Sur ces quatre sujets, nous devons tâcher de revenir en arrière. Sur tous les autres, ceux pour lesquels la limite n’a pas encore été franchie, il nous faut maintenir une discipline importante. Les particuliers peuvent, à petite échelle, se montrer respectueux de l’environnement. Ils peuvent aussi avoir une influence plus grande : en utilisant leur épargne de façon ciblée, ils encouragent les entreprises dans lesquelles ils investissent à être attentives à ces limites planétaires.

Malheureusement, il est souvent difficile pour un épargnant de se repérer parmi tous ces chiffres relatifs aux limites. En effet, les données fournies par les entreprises sont souvent trop fastidieuses pour être lues et appréhendées par des non-spécialistes. Toutefois, de plus en plus de sociétés de gestion mettent au point une recherche dédiée aux sujets environnementaux, pour absorber et comprendre toutes ces données.

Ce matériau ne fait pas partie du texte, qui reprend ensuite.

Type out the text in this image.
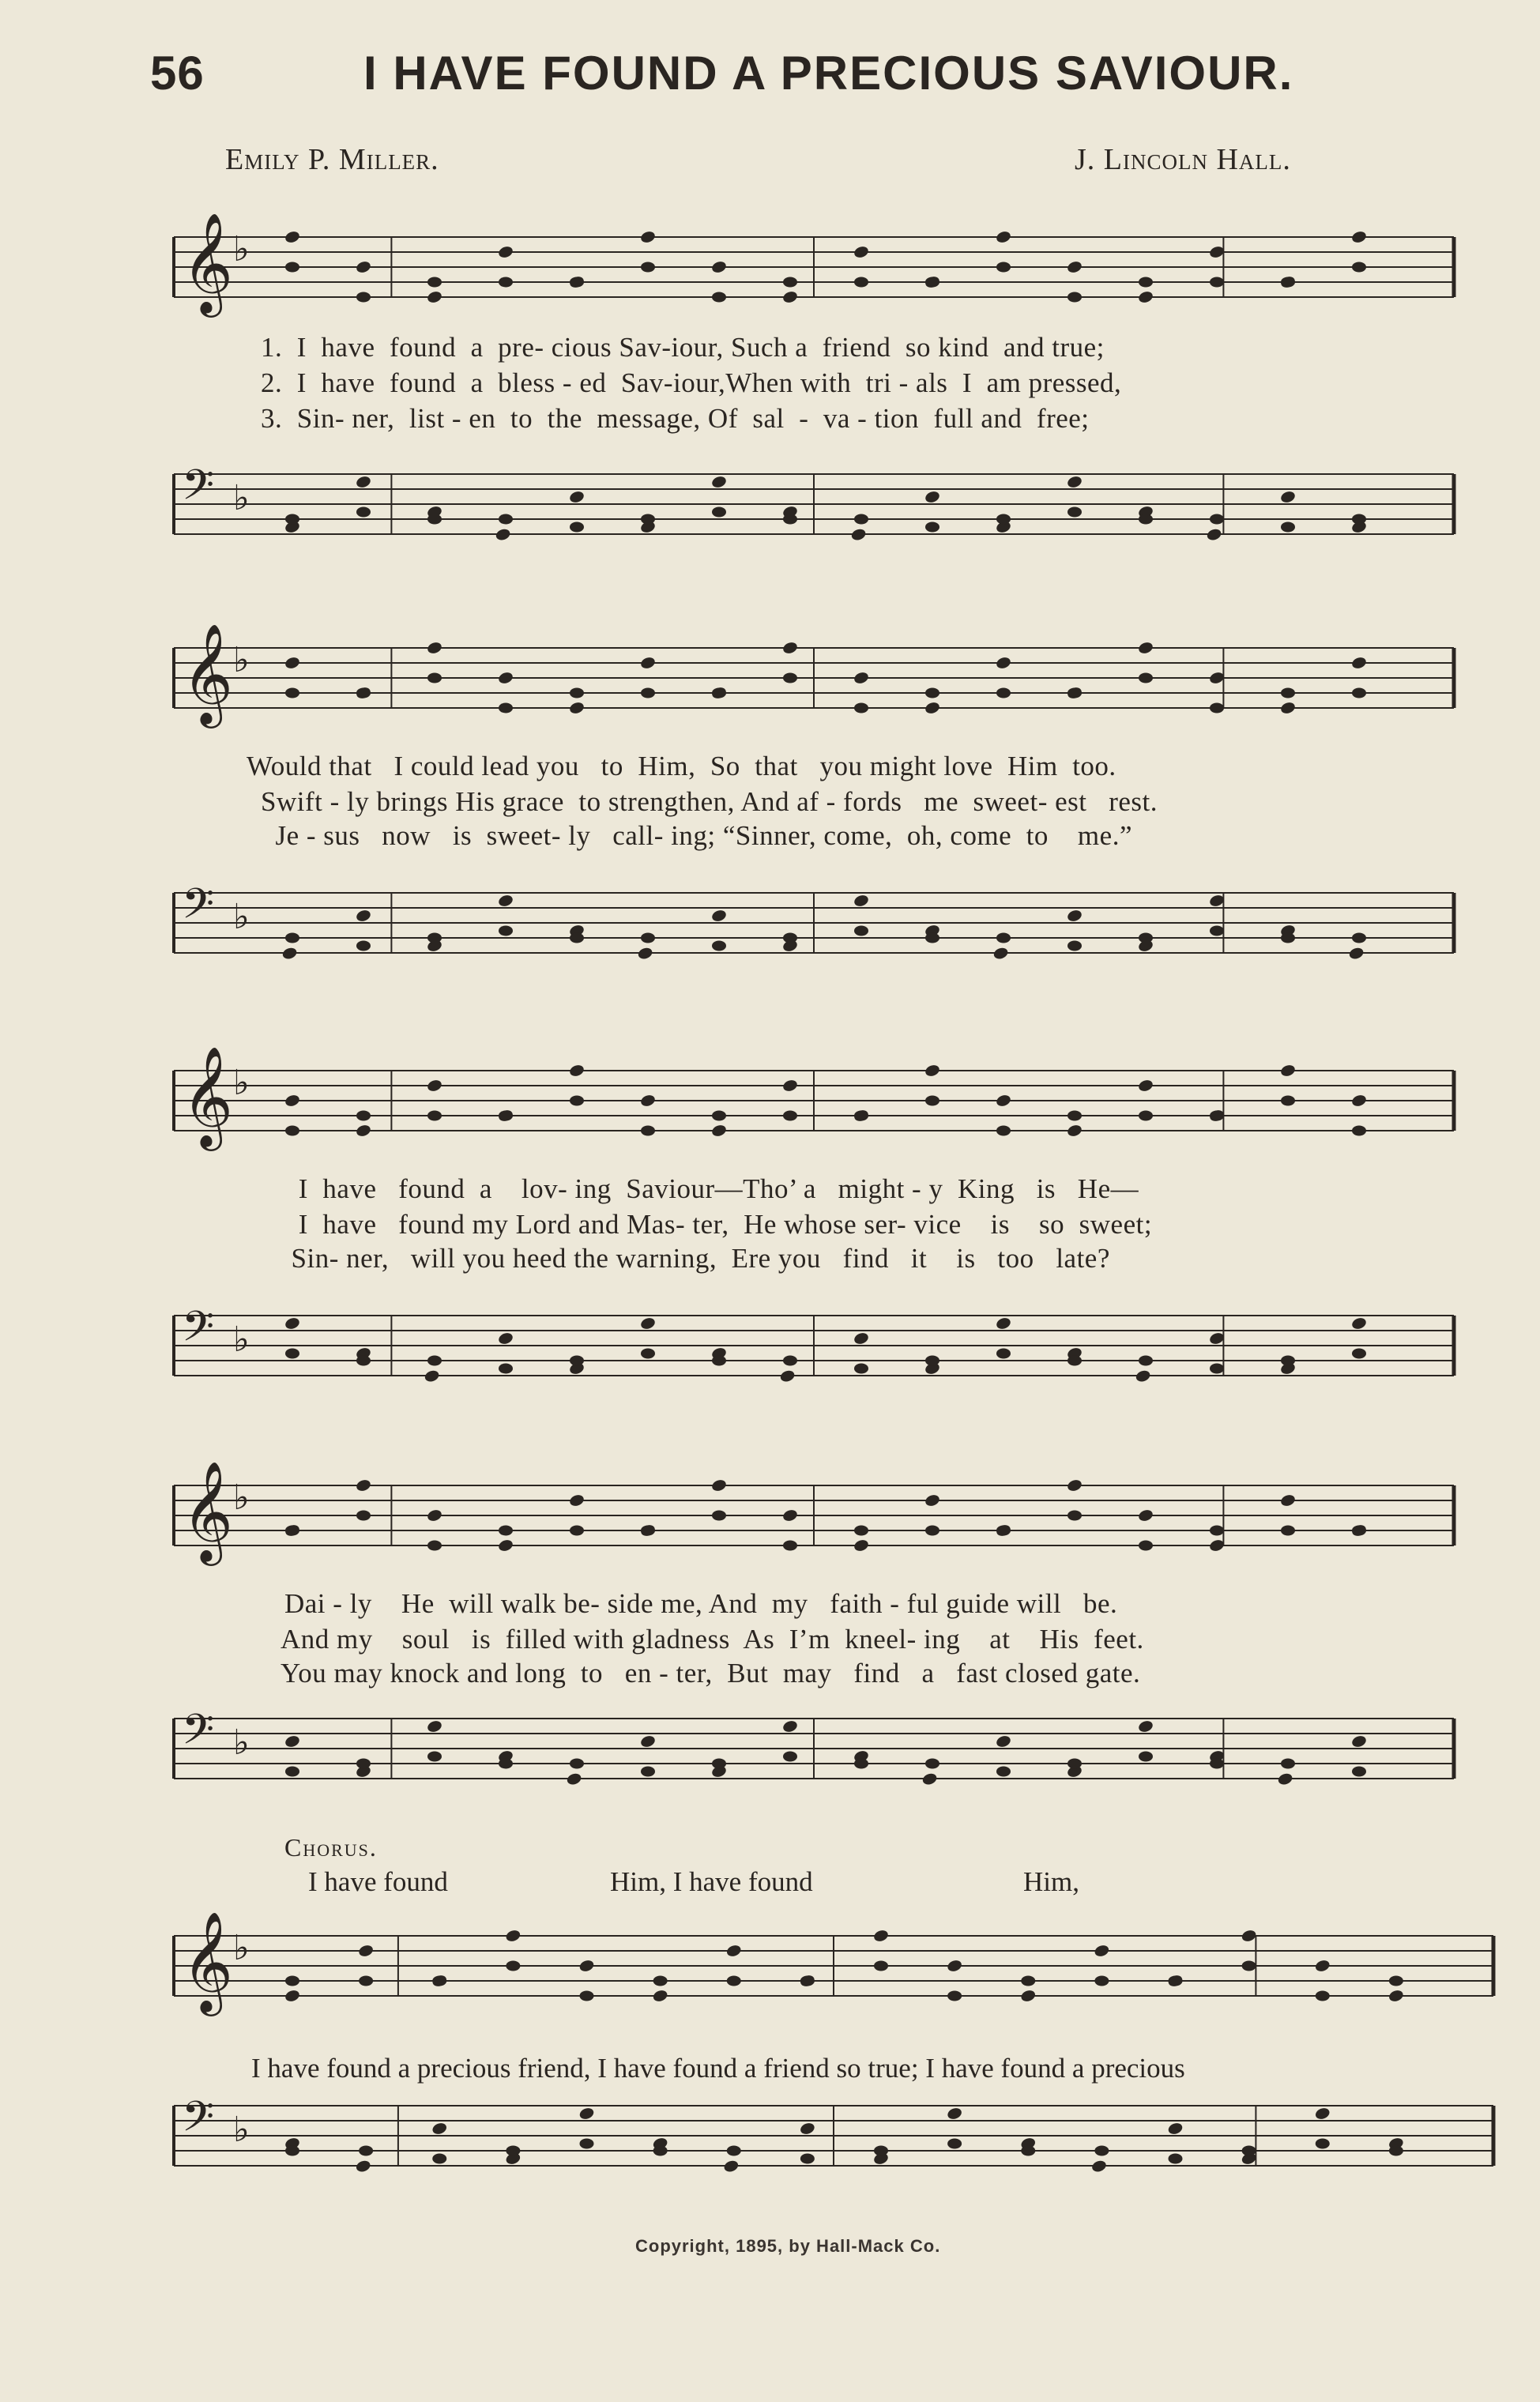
56	I HAVE FOUND A PRECIOUS SAVIOUR.
Emily P. Miller.	J. Lincoln Hall.
𝄞 ♭
1.  I  have  found  a  pre- cious Sav-iour, Such a  friend  so kind  and true;
2.  I  have  found  a  bless - ed  Sav-iour,When with  tri - als  I  am pressed,
3.  Sin- ner,  list - en  to  the  message, Of  sal  -  va - tion  full and  free;
𝄢 ♭
𝄞 ♭
Would that   I could lead you   to  Him,  So  that   you might love  Him  too.
Swift - ly brings His grace  to strengthen, And af - fords   me  sweet- est   rest.
Je - sus   now   is  sweet- ly   call- ing; “Sinner, come,  oh, come  to    me.”
𝄢 ♭
𝄞 ♭
I  have   found  a    lov- ing  Saviour—Tho’ a   might - y  King   is   He—
I  have   found my Lord and Mas- ter,  He whose ser- vice    is    so  sweet;
Sin- ner,   will you heed the warning,  Ere you   find   it    is   too   late?
𝄢 ♭
𝄞 ♭
Dai - ly    He  will walk be- side me, And  my   faith - ful guide will   be.
And my    soul   is  filled with gladness  As  I’m  kneel- ing    at    His  feet.
You may knock and long  to   en - ter,  But  may   find   a   fast closed gate.
𝄢 ♭
Chorus.
I have found	Him, I have found	Him,
𝄞 ♭
𝄢 ♭
I have found a precious friend, I have found a friend so true; I have found a precious
Copyright, 1895, by Hall-Mack Co.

Elles s’efforcent d’investir les sommes que leur confient leurs clients dans des sociétés respectant le mieux possible ces limites planétaires, et affichant une trajectoire vertueuse.

En se tournant vers ces sociétés, et en leur confiant leur épargne, les investisseurs peuvent avoir un impact plus important sur les progrès environnementaux du monde économique. Car beaucoup ont aujourd’hui compris que la croissance ne pouvait se faire au détriment de notre planète.